Gennaro non voleva che mia figlia tenesse quel bambino, di cui era il padre, perché era già sposato. Aveva cercato di convincere Barbara nei primi mesi, ma non ci era riuscito. Mia figlia, nonostante avesse solo 20 anni, era caparbia e determinata: voleva il suo bambino e con l’aiuto mio e di mio marito ce l’avrebbe fatta.
Barbara infatti stava bene, era serena, non  le facevo mancare nulla.
Andavamo insieme alle visite ecografiche di controllo, e poi a comprare i mobili per arredare la sua cameretta, la carrozzina, l’ovetto da mettere in auto. Avevamo preso tanti vestitini, che Barbara aveva già lavato e stirato, e messi nel cassetto ben divisi per taglie: sarebbero bastati per almeno due anni.
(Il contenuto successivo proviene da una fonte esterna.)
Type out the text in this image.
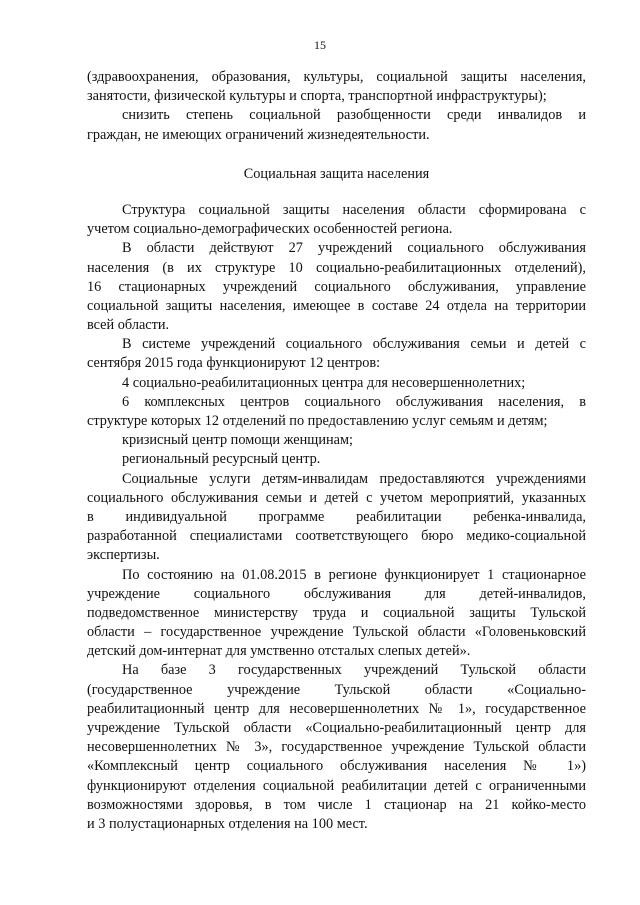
15
(здравоохранения, образования, культуры, социальной защиты населения,
занятости, физической культуры и спорта, транспортной инфраструктуры);
снизить степень социальной разобщенности среди инвалидов и
граждан, не имеющих ограничений жизнедеятельности.
Социальная защита населения
Структура социальной защиты населения области сформирована с
учетом социально-демографических особенностей региона.
В области действуют 27 учреждений социального обслуживания
населения (в их структуре 10 социально-реабилитационных отделений),
16 стационарных учреждений социального обслуживания, управление
социальной защиты населения, имеющее в составе 24 отдела на территории
всей области.
В системе учреждений социального обслуживания семьи и детей с
сентября 2015 года функционируют 12 центров:
4 социально-реабилитационных центра для несовершеннолетних;
6 комплексных центров социального обслуживания населения, в
структуре которых 12 отделений по предоставлению услуг семьям и детям;
кризисный центр помощи женщинам;
региональный ресурсный центр.
Социальные услуги детям-инвалидам предоставляются учреждениями
социального обслуживания семьи и детей с учетом мероприятий, указанных
в индивидуальной программе реабилитации ребенка-инвалида,
разработанной специалистами соответствующего бюро медико-социальной
экспертизы.
По состоянию на 01.08.2015 в регионе функционирует 1 стационарное
учреждение социального обслуживания для детей-инвалидов,
подведомственное министерству труда и социальной защиты Тульской
области – государственное учреждение Тульской области «Головеньковский
детский дом-интернат для умственно отсталых слепых детей».
На базе 3 государственных учреждений Тульской области
(государственное учреждение Тульской области «Социально-
реабилитационный центр для несовершеннолетних № 1», государственное
учреждение Тульской области «Социально-реабилитационный центр для
несовершеннолетних № 3», государственное учреждение Тульской области
«Комплексный центр социального обслуживания населения № 1»)
функционируют отделения социальной реабилитации детей с ограниченными
возможностями здоровья, в том числе 1 стационар на 21 койко-место
и 3 полустационарных отделения на 100 мест.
Ma Barbara e suo figlio sono morti prima di potersi godere quel nido d’amore che avevamo preparato insieme. Quell’uomo, che non chiamo bestia per non offendere gli animali, me l’ha massacrata.
Le ha dato un appuntamento dopo che non si faceva più sentire da mesi. Voleva parlarle, aveva detto al telefono, ma non in casa mia. E Barbara gli ha creduto. Sperava sempre di poter sistemare per il meglio ogni cosa.
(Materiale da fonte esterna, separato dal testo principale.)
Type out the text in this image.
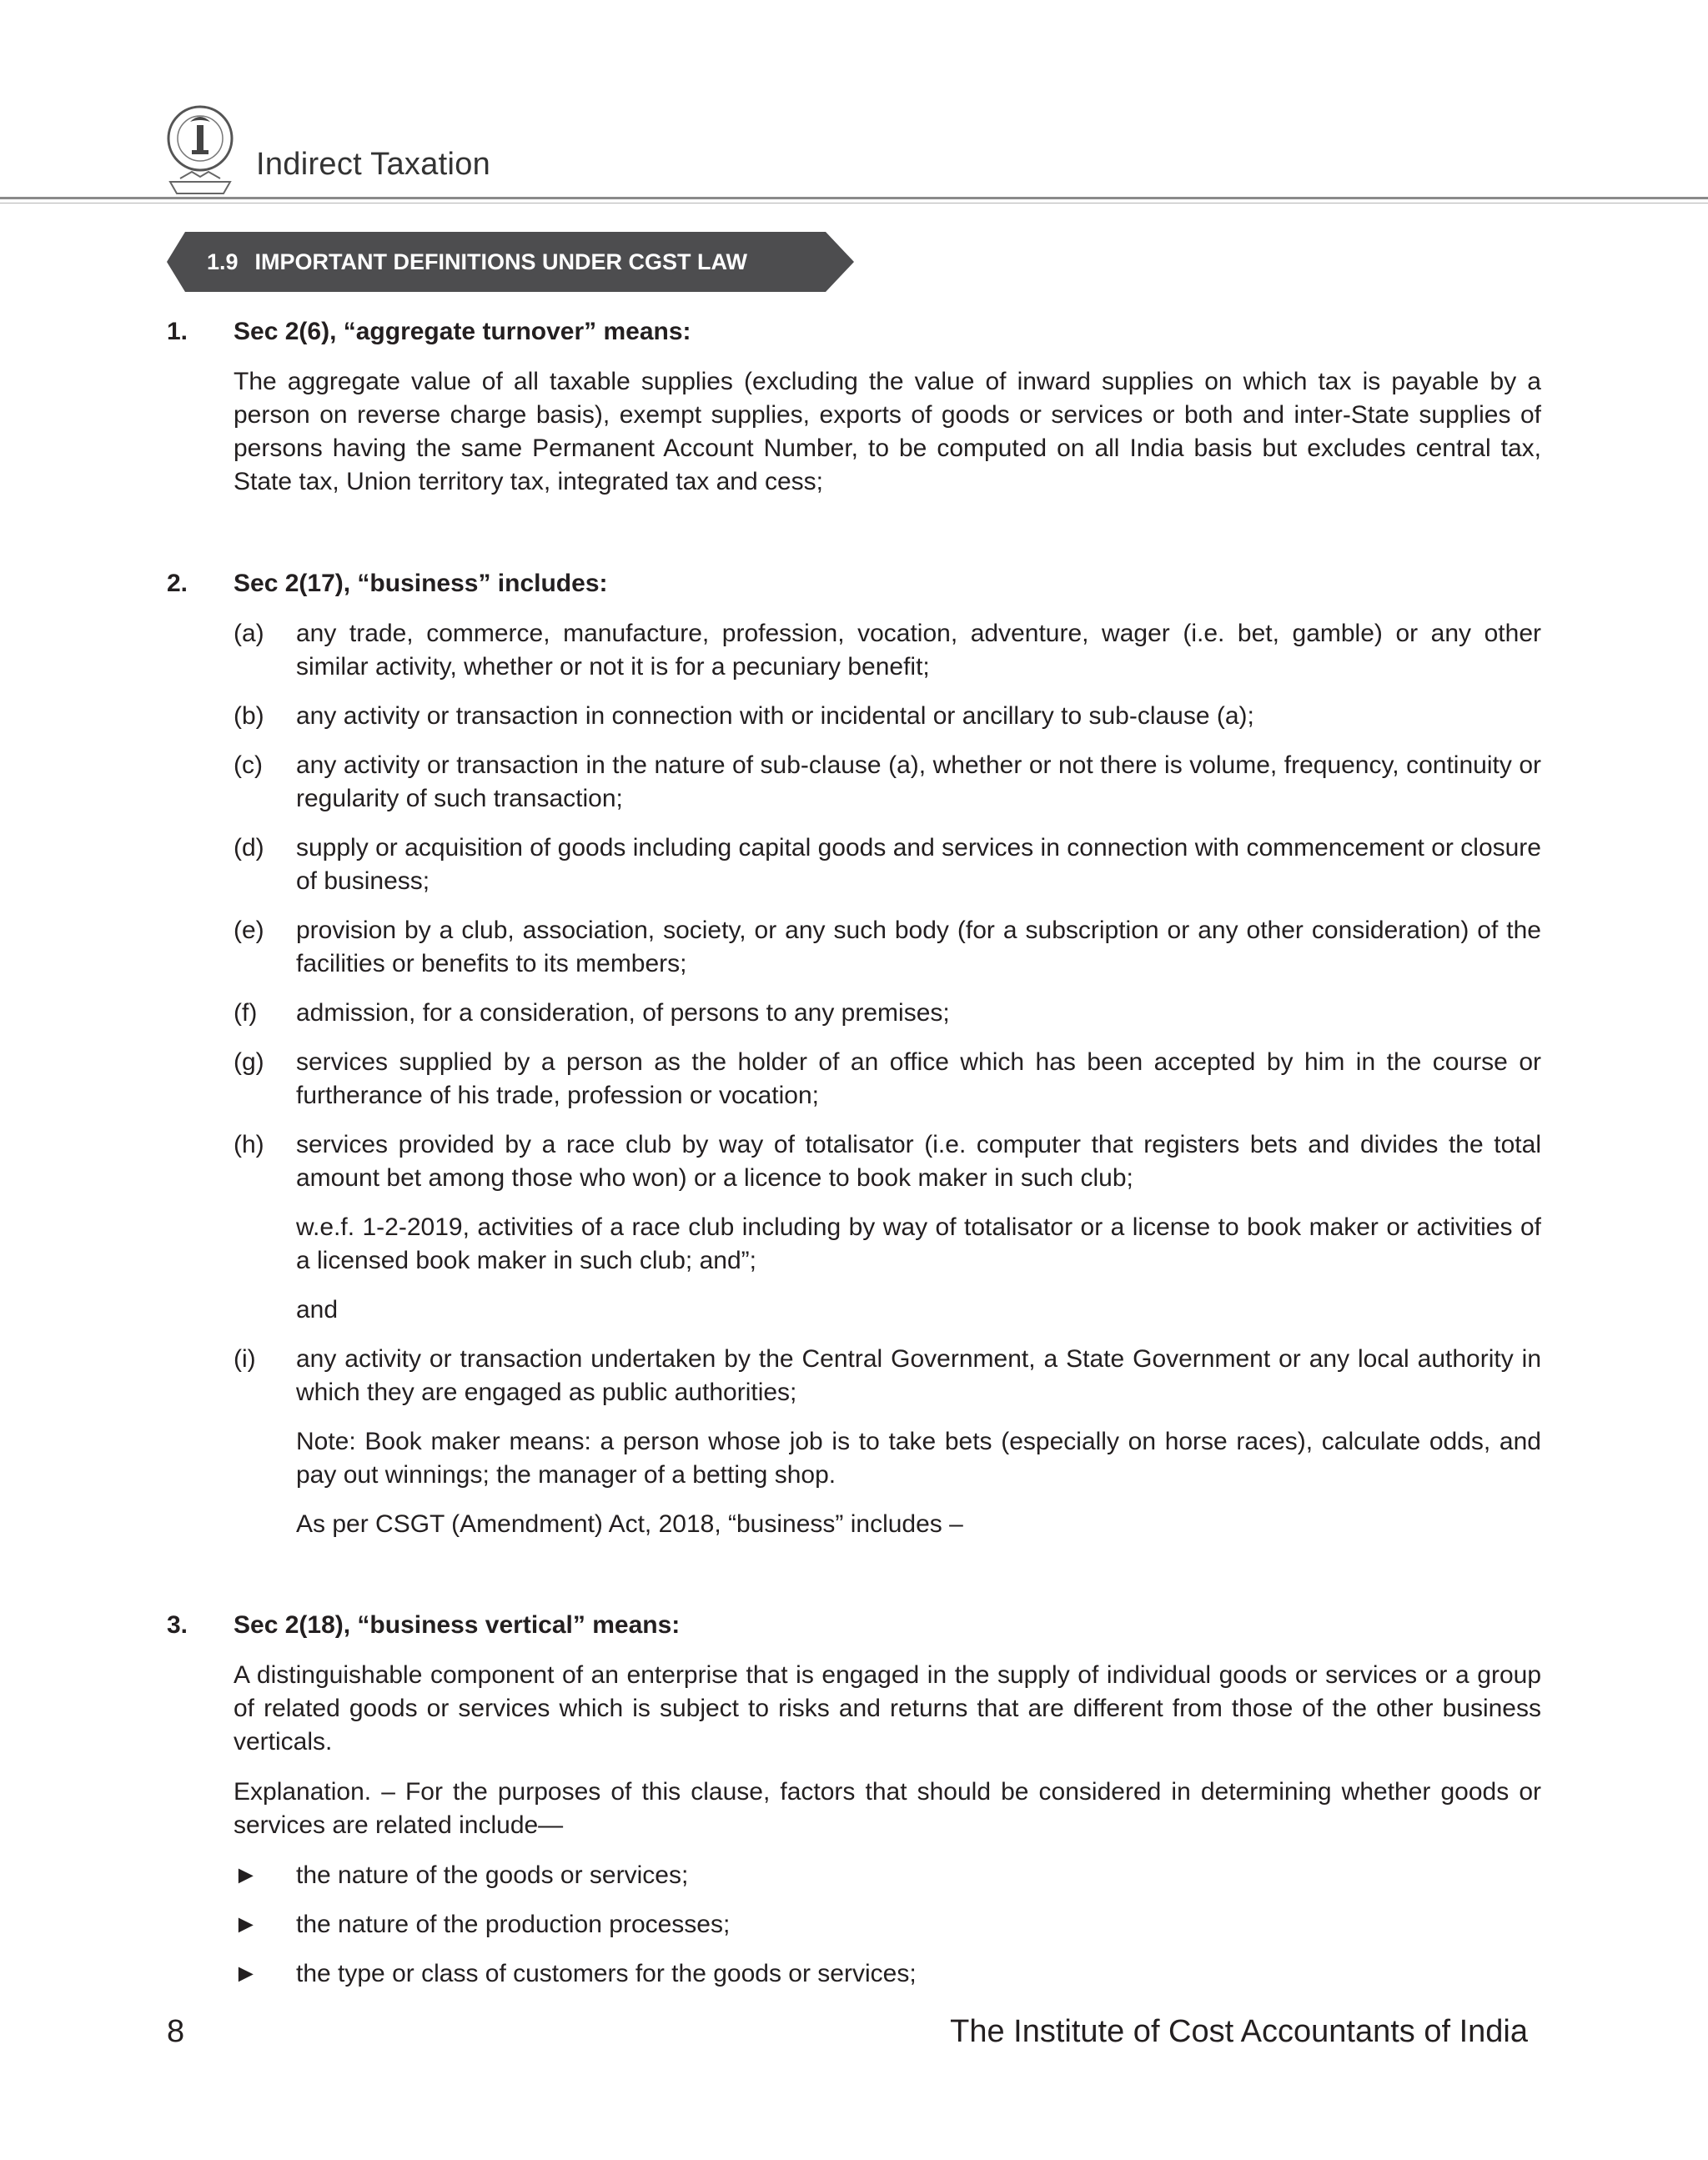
Indirect Taxation
1.9 IMPORTANT DEFINITIONS UNDER CGST LAW
1. Sec 2(6), “aggregate turnover” means:

The aggregate value of all taxable supplies (excluding the value of inward supplies on which tax is payable by a person on reverse charge basis), exempt supplies, exports of goods or services or both and inter-State supplies of persons having the same Permanent Account Number, to be computed on all India basis but excludes central tax, State tax, Union territory tax, integrated tax and cess;

2. Sec 2(17), “business” includes:
(a) any trade, commerce, manufacture, profession, vocation, adventure, wager (i.e. bet, gamble) or any other similar activity, whether or not it is for a pecuniary benefit;
(b) any activity or transaction in connection with or incidental or ancillary to sub-clause (a);
(c) any activity or transaction in the nature of sub-clause (a), whether or not there is volume, frequency, continuity or regularity of such transaction;
(d) supply or acquisition of goods including capital goods and services in connection with commencement or closure of business;
(e) provision by a club, association, society, or any such body (for a subscription or any other consideration) of the facilities or benefits to its members;
(f) admission, for a consideration, of persons to any premises;
(g) services supplied by a person as the holder of an office which has been accepted by him in the course or furtherance of his trade, profession or vocation;
(h) services provided by a race club by way of totalisator (i.e. computer that registers bets and divides the total amount bet among those who won) or a licence to book maker in such club;
w.e.f. 1-2-2019, activities of a race club including by way of totalisator or a license to book maker or activities of a licensed book maker in such club; and”;
and
(i) any activity or transaction undertaken by the Central Government, a State Government or any local authority in which they are engaged as public authorities;
Note: Book maker means: a person whose job is to take bets (especially on horse races), calculate odds, and pay out winnings; the manager of a betting shop.
As per CSGT (Amendment) Act, 2018, “business” includes –
3. Sec 2(18), “business vertical” means:

A distinguishable component of an enterprise that is engaged in the supply of individual goods or services or a group of related goods or services which is subject to risks and returns that are different from those of the other business verticals.

Explanation. – For the purposes of this clause, factors that should be considered in determining whether goods or services are related include—

► the nature of the goods or services;
► the nature of the production processes;
► the type or class of customers for the goods or services;
8	The Institute of Cost Accountants of India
Esco solo un’oretta, mamma, stai tranquilla, – mi aveva detto quella sera.
Ed era andata serenamente.
Le aveva dato appuntamento al campo sportivo e questo non mi piaceva proprio, ma non potevo oppormi. Barbara è uscita di casa con un giubbettino strizzato sul suo pancione di nove mesi e non ha più fatto ritorno.
Il padre del suo bambino la stava aspettando e l’ha portata a prendere un gelato in centro.
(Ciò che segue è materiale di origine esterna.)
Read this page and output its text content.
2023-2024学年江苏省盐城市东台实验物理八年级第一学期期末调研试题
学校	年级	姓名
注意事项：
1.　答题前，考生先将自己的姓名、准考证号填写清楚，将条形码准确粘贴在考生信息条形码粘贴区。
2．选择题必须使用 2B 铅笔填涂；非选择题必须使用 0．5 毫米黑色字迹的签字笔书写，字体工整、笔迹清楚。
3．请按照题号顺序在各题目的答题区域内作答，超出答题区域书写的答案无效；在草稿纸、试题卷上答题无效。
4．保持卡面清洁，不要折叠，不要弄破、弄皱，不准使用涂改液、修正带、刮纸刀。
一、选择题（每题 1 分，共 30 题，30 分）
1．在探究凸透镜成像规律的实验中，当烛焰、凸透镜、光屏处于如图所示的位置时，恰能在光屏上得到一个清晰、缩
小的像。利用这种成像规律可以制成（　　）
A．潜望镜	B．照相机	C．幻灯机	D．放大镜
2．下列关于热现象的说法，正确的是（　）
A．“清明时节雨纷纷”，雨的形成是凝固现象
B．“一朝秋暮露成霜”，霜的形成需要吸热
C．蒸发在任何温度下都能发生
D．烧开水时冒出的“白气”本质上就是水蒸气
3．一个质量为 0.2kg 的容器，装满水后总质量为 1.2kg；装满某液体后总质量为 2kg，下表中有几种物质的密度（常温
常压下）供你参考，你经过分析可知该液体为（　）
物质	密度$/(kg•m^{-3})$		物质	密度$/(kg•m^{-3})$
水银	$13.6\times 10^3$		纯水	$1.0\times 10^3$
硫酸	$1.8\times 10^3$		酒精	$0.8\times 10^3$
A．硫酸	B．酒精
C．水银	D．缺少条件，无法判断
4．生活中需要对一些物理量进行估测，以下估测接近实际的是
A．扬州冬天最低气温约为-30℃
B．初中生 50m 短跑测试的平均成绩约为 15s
Avranno chiacchierato, immagino io, lei avrà sperato in un suo ripensamento, forse. Certo non poteva immaginare che presto avrebbe fermato l’auto dietro un benzinaio, per litigare in un luogo appartato. Sono scesi dall’auto. Mi hanno detto che Barbara è scappata nei campi, ma lui l’ha raggiunta subito. 
NON HA POTUTO DIFENDERSI
L’ha trascinata nel terreno dove erano state scavate delle buche per piantare le magnolie, e ce l’ha spinta dentro. L’ha picchiata. Lei era distesa supina, hanno spiegato gli investigatori. Quindi l’uomo ha preso a calci il suo pancione e quando Barbara si è girata per proteggersi le ha spinto la testa nel fango per soffocarla. Ma non gli bastava. Le è saltato sulla schiena con i suoi 90 kg di peso, per spezzarla nel corpo come nell’anima. Barbara è rimasta immobile, mentre lui le buttava sopra foglie e rami per nasconderla. Con la schiena rotta non ha più potuto alzarsi o muoversi. Ha dovuto ingoiare l’acqua melmosa e il fango, mentre sicuramente ha sentito la morte arrivare. Non ha potuto difendersi né proteggere il suo bimbo. Quale dolore più grande può esserci per una mamma?
Ho disteso il mio nipotino tra le braccia della mia Barbara, nella bara bianca che li ha accolti. Ora staranno per sempre insieme. E non voglio più sentire quelle accuse assurde: hanno detto che io ho voluto spettacolarizzare la morte del piccolo vestendolo come un neonato, ma non è vero! Lui era un bambino a tutti gli effetti e sarebbe nato sano e bellissimo se non fosse stato massacrato di colpi da suo padre. Quel porco meritava di essere condannato per duplice omicidio ma mio nipote non é stato considerato un essere umano, perché non ancora nato. E allora gli hanno dato 30 anni, che non sono niente in cambio delle nostre vite distrutte.